マツダ・ロードスターND(現行型で4代目)、買うのはこの車と決めていた。1989年に初代ロードスターNAの実車を目にしてから、いつかは乗りたいと想い続けていた。そして今回ひょんな事から、ロードスターを手に入れる機会がついに訪れたのである。
ヨーロッパや南米を旅行中、宿のWi-Fiを頼りに夜な夜なカーセンサー等を眺めてはあれこれ物色し、夢想と予習を重ねていた。そしてアルゼンチン後半からボリビアに至る頃に見つけたのが、まさに今の個体である。もちろん中古車、浜松市のマツダのディーラーで販売していた。2月の中旬突然帰国することになり、使わなかった旅費の残額がはっきりとし、その金額はロードスターの販売価格に近かった。
これはもう買えという天の声に違いない。自分の都合のいいように解釈するのが筆者の得意技である。それに善は急げというじゃあないか。帰国途上のコロンビアから東京の旧友にLINEをし、浜松まで車をリクエストした。

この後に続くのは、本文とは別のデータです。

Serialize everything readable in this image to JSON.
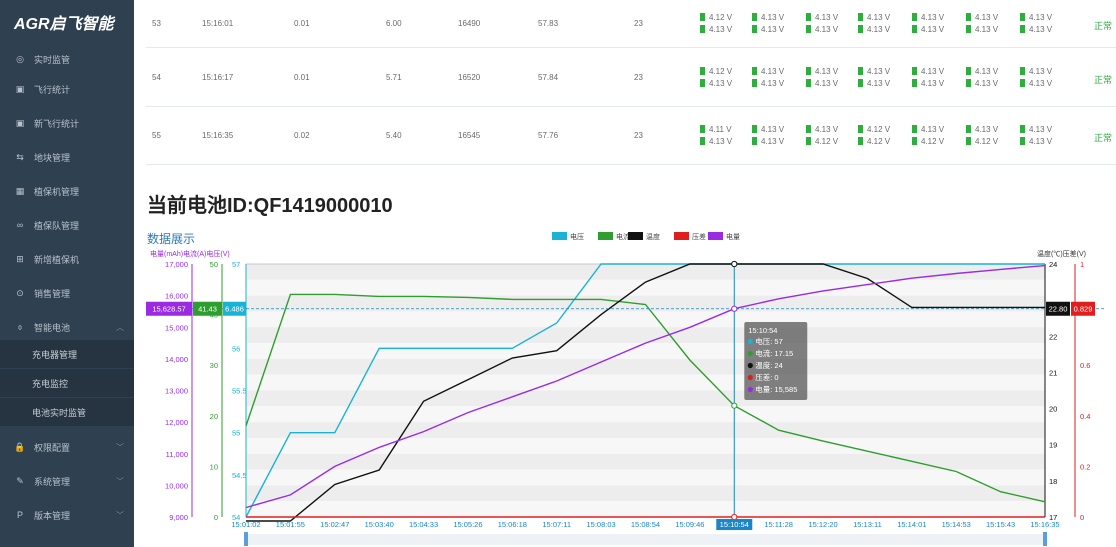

成田空港に到着して数日後、浜松でロードスター購入の契約書にサインをした。3月に入ると納車準備の手続きでいろいろ忙しい。車両は一時抹消渡しにしてもらう。陸送の苫小牧止めで自分で引取に行き、車検と名義変更をする必要がある。まずは車庫証明を警察で取り書類を揃える。一時抹消の車両はナンバープレートが無いので仮ナンバーが必要で、これは市役所で取る。



この翌日、札幌運輸支局に行き、車検と名義変更をする。



というわけで旅費が車に化け、これで海外旅行などという贅沢な遊びは当分できない身となった。これからはロードスターで日本国内を楽しんでみようかな。